4. All-cross-type hybrid AF system with 121-point on-chip phase detection sensors supporting a new Intelligent Subject Detection function and AF Target mode for focus tracking and high-speed continuous shooting. A joystick multi selector enables users to re-position the focus area while looking through the viewfinder.
5. Up to 60 fps continuous shooting in silent mode (using the electronic shutter) with focus and exposure locked on the first frame or up to 18 fps with continuous AF and focus tracking. Up to 15 fps shooting with the mechanical shutter.
6. The shutter is rated for 400,000 actuations and the camera includes Flicker Scan and anti-flicker settings to prevent uneven exposures and uneven colouring between sequential frames when shooting under fluorescent lighting.
7. A new Handheld High Res Shot mode uses the technology that drives the dust reduction and stabilisation systems to record and combine multiple exposures to create 50-megapixel images. The camera also provides the more traditional Tripod High Res Shot which can produce ultra high-resolution 80-megapixel images.

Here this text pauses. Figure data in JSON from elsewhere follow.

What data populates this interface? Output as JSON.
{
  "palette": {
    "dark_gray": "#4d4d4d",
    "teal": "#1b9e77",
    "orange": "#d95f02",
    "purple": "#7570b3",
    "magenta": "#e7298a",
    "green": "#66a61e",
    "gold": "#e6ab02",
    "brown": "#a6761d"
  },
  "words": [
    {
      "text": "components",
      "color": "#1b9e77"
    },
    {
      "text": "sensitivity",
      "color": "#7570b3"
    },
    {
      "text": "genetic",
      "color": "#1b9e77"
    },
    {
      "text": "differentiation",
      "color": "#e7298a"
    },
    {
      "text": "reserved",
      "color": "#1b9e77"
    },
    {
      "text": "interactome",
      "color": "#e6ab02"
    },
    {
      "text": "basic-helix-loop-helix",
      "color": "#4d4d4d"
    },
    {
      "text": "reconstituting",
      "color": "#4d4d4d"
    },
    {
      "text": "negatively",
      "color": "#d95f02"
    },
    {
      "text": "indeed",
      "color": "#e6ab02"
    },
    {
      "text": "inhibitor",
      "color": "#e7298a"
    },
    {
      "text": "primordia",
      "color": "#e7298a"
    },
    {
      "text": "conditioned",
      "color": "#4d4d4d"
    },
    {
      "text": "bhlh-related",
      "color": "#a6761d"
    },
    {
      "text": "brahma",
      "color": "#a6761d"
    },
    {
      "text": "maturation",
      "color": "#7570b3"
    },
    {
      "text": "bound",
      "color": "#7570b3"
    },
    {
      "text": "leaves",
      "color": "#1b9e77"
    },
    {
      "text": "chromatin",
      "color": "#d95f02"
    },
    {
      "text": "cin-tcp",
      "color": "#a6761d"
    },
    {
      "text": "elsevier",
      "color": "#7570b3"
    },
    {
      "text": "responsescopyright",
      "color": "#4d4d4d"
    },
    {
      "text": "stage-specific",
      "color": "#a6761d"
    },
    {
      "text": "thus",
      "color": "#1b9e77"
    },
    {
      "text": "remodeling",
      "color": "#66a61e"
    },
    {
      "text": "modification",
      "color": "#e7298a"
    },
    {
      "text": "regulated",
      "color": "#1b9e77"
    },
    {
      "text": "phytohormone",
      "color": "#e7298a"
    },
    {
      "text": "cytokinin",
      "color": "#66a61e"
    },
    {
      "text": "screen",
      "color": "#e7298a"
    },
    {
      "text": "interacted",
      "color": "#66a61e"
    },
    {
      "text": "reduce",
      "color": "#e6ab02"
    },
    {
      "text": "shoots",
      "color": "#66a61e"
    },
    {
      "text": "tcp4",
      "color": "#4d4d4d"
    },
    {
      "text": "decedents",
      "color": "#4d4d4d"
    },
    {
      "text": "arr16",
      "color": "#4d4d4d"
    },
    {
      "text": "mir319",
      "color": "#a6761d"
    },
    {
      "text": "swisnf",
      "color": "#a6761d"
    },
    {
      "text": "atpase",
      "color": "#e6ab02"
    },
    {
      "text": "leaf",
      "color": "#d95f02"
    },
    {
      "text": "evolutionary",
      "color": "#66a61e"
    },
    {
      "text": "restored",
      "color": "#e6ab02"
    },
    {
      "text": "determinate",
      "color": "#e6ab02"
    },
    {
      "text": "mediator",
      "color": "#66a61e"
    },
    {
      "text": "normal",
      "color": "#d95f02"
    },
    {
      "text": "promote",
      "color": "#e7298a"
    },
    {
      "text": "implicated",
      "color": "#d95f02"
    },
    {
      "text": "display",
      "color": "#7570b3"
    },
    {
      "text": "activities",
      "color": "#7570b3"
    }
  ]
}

8. Professional quality C4K and 4K video can be recorded at 30 fps or 24 fps with a 237 Mbps bit rate. High-speed movie recording is supported at 120 fps with full HD resolution and the camera has an HDMI micro-D port and separate 3.5 mm stereo mini jacks for a microphone and headphones. A 2.5mm jack is included for the wired remote control.
9. Integrated ‘field sensors’ include a GPS sensor, temperature sensor, manometer and compass. The data they collect is automatically added to the image metadata in still pictures and movie clips.
10. Wireless functions include Wi-Fi (IEEE 802.11a/b/g/n/ac) as well as low-energy Bluetooth (Ver. 4.2 BLE). When used with smart device via the Olympus Capture camera control app, they support remote camera control and image transfer, including the ability to transfer images wirelessly to a computer when shooting in the studio without connecting a USB cable.